39 | End
°°
“Yang mana pacarnya Alya?”Pertanyaan itu sontak membuat orang-orang yang duduk diruang TV menoleh kebelakang. Kini Arya, Melina dan Alya menghampiri mereka semua setelah tadi mengambil kesempatan bertiga untuk Arya dan melina menjelaskan juga meminta maaf.
"Apaan sih, Pah," Alya sontak saja memekik saat sang Ayah dengan lantang menanyakan yang mana pacar Alya─sebab, pacar saja tak punya. Nanti siapa yang akan memajukan diri untuk mengakui?

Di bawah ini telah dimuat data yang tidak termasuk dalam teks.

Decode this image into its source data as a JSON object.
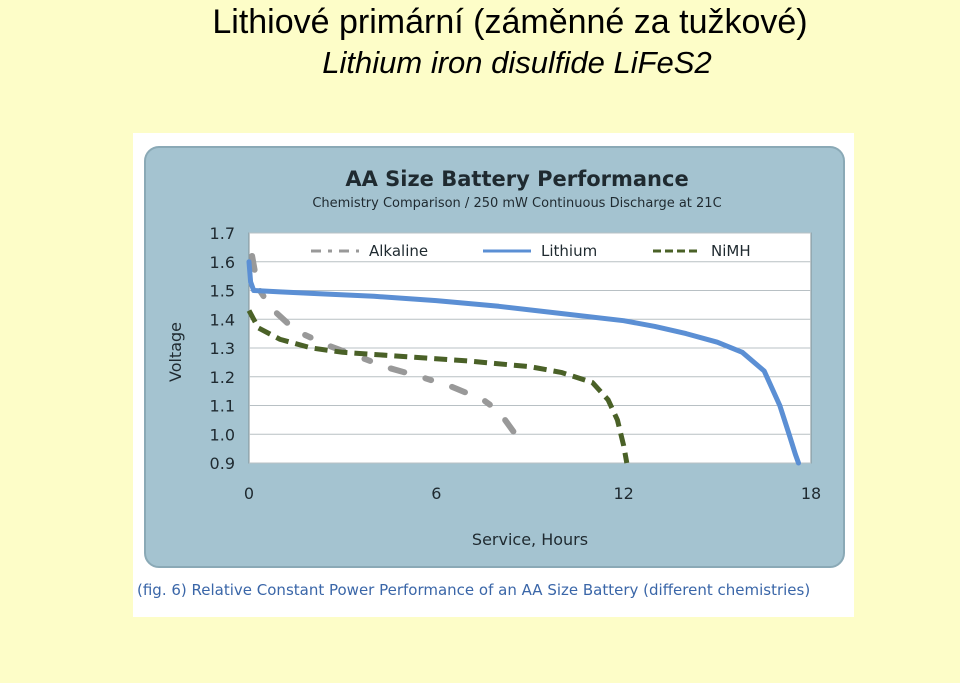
{
  "slide": {
    "title": "Lithiové primární (záměnné za tužkové)",
    "subtitle": "Lithium iron disulfide LiFeS2"
  },
  "figure": {
    "caption": "(fig. 6) Relative Constant Power Performance of an AA Size Battery (different chemistries)"
  },
  "colors": {
    "panel": "#a4c3d0",
    "plot_bg": "#ffffff",
    "alkaline": "#999999",
    "lithium": "#5b8fd4",
    "nimh": "#4a6127"
  },
  "chart_data": {
    "type": "line",
    "title": "AA Size Battery Performance",
    "subtitle": "Chemistry Comparison / 250 mW Continuous Discharge at 21C",
    "xlabel": "Service, Hours",
    "ylabel": "Voltage",
    "xlim": [
      0,
      18
    ],
    "ylim": [
      0.9,
      1.7
    ],
    "xticks": [
      "0",
      "6",
      "12",
      "18"
    ],
    "yticks": [
      "0.9",
      "1.0",
      "1.1",
      "1.2",
      "1.3",
      "1.4",
      "1.5",
      "1.6",
      "1.7"
    ],
    "grid": true,
    "legend_position": "top",
    "series": [
      {
        "name": "Alkaline",
        "style": "dash-dot",
        "x": [
          0.1,
          0.2,
          0.35,
          0.7,
          1.5,
          2.5,
          3.5,
          4.5,
          5.5,
          6.5,
          7.5,
          8.0,
          8.7
        ],
        "y": [
          1.62,
          1.56,
          1.5,
          1.44,
          1.36,
          1.31,
          1.27,
          1.23,
          1.2,
          1.165,
          1.12,
          1.08,
          0.975
        ]
      },
      {
        "name": "Lithium",
        "style": "solid",
        "x": [
          0,
          0.05,
          0.15,
          1,
          2,
          4,
          6,
          8,
          10,
          12,
          13,
          14,
          15,
          15.8,
          16.5,
          17,
          17.3,
          17.5,
          17.6
        ],
        "y": [
          1.6,
          1.53,
          1.5,
          1.495,
          1.49,
          1.48,
          1.465,
          1.445,
          1.42,
          1.395,
          1.375,
          1.35,
          1.32,
          1.285,
          1.22,
          1.1,
          1.0,
          0.93,
          0.9
        ]
      },
      {
        "name": "NiMH",
        "style": "dashed",
        "x": [
          0,
          0.3,
          1,
          2,
          3,
          5,
          7,
          9,
          10,
          11,
          11.5,
          11.8,
          12.0,
          12.1
        ],
        "y": [
          1.43,
          1.37,
          1.33,
          1.3,
          1.285,
          1.27,
          1.255,
          1.235,
          1.215,
          1.18,
          1.12,
          1.05,
          0.96,
          0.9
        ]
      }
    ]
  }
}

Nirma, Juan dan teman yang lain refleks menoleh pada Reffal yang kini terlihat bingung. Pemuda itu mengerjap kemudian menelan ludah paksa. Ia berusaha menormalkan diri. Walau tetap saja, jantungnya terus berdetak lebih cepat entah kenapa.

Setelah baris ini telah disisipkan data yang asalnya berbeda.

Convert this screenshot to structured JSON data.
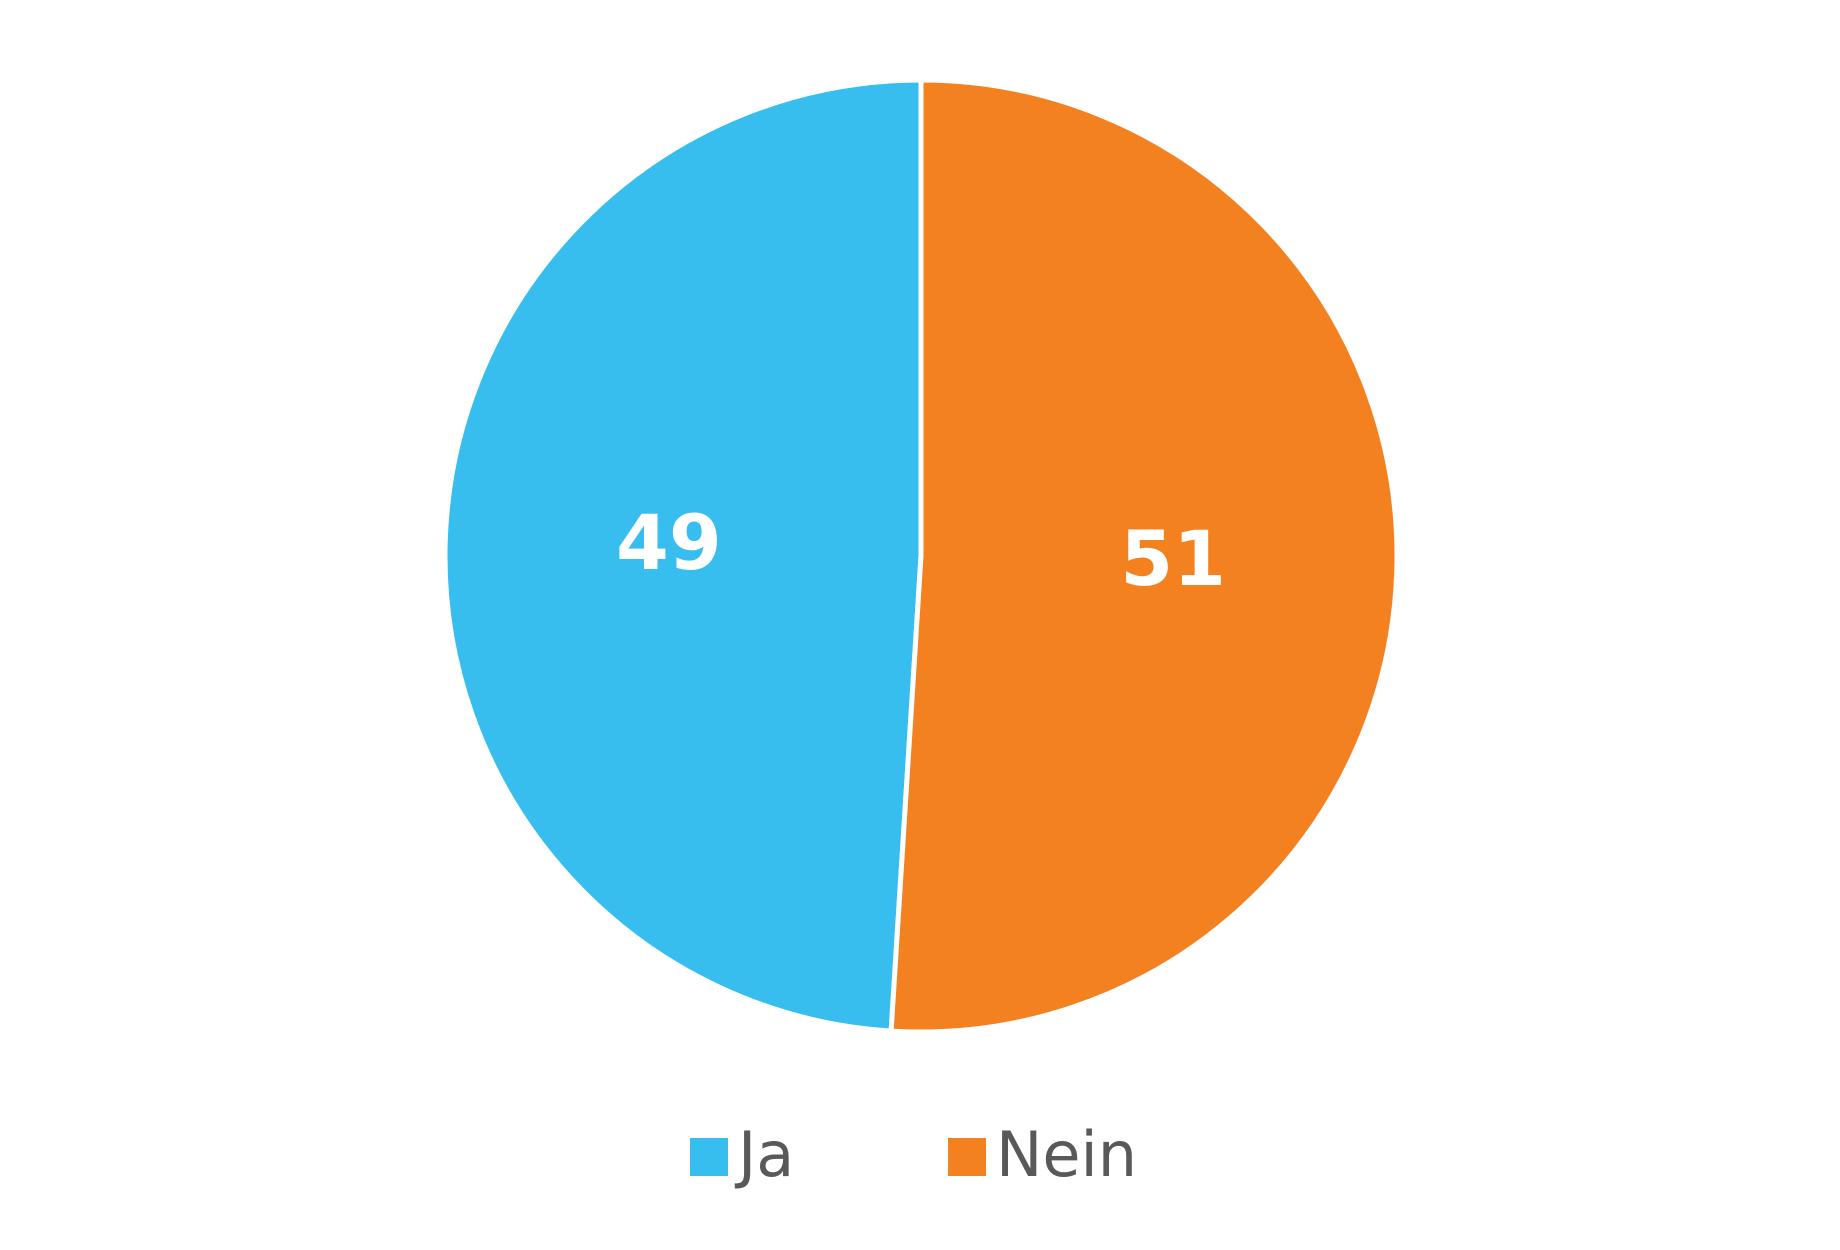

"Diri. Lo gak sayang sama dia?" bisik Amira yang duduk disebelah pemuda itu. Ia dibuat geram dan ingin terus mengomel saat melihat tingkah Reffal yang terlihat makin bingung, ditambah kini pemuda itu mulai gugup. Padahal tadi sudah berusaha menormalkan diri.
Juan yang tadi sibuk memperhatikan Reffal kini beralih pada Arya disana, "namanya Reffal, Om," pemuda itu memberi jeda, "kalo Om bisa tebak yang mana orangnya, dia bakal langsung kasih anak Om kepastian hari ini juga." pertanyaan bodoh. Sontak saja membuat semuanya menatap Juan tak habis pikir. Namun, Vano dan Deni seperti biasa─sudah heboh dengan dunianya berdua.
Ini pertanyaan sangat mudah. Dari beberapa kejadian, harusnya mereka mengenal atau setidaknya tahu yang mana wajah orang yang Juan maksud.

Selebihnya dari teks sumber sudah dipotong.